Two families have removed themselves from the modern world to live in peace with nature. After a few years spent in an environment as hostile as it is wonderful, mistrust and resentment boil over. Suddenly the division of the territory is deemed unfair, and fortune seems to be angry one of the two families. One day, a barrier is put up between the two clans. War is declared. A few metres from the battlefield, children witness this world in the process of disappearing. Under the watchful eye of a production team, the tragedy is told.

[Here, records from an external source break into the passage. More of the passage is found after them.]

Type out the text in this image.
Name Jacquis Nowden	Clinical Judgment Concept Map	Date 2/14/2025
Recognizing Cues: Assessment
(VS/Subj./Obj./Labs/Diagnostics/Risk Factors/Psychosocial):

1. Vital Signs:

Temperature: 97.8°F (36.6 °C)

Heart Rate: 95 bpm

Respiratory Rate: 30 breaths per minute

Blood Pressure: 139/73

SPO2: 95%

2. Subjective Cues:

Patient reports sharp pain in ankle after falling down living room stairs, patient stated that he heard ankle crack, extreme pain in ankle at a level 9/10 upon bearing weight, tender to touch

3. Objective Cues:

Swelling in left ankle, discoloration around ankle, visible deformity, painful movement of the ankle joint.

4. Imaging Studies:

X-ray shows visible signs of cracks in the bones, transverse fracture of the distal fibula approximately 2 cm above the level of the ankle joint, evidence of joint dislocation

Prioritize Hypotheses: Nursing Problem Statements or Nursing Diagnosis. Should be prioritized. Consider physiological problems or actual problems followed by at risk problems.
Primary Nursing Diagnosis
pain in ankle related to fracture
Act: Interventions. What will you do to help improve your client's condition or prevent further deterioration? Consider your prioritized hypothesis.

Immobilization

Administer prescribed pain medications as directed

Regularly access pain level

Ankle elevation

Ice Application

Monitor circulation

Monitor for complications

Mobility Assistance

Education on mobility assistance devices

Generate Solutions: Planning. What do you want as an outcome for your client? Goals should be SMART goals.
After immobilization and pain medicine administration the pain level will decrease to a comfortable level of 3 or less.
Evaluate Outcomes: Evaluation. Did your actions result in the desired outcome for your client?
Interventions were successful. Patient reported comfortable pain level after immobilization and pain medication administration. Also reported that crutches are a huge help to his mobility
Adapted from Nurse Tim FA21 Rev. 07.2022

Anne-Cécile Vandalem is developing the last part of her trilogy, completing the works Tristesses (Sadnesses) (2016) and Arctique (Arctic) (2018). The main topic of this research is temporal failure – how the future can no longer resonate with the promise of a better world. She approaches this theme through children, who will be the adults of this future in question. During her reflection, she discovered Clément Cogitore’s work Braguino ou la Communauté impossible (Braguino or the Impossible Community). The work, consisting of a documentary film and an exhibition, follows an exiled community in Eastern Siberia. We discover Sacha Braguine, patriarch of a family, who bears witness to life in the heart of nature. The birth of children, the gentle hostility of this wild environment and its learning. Then the arrival of the Killines (the other family) and the first conflicts that emerge.
Kingdom is an epic fable loosely inspired by the work of Clément Cogitore. It questions the issues it raises through theatrical fiction: the desire to extract oneself from the world, the dialectical relationship to nature and its resources, and a schema as old as humanity itself that never ceases to reproduce itself: the impossibility of living in peace.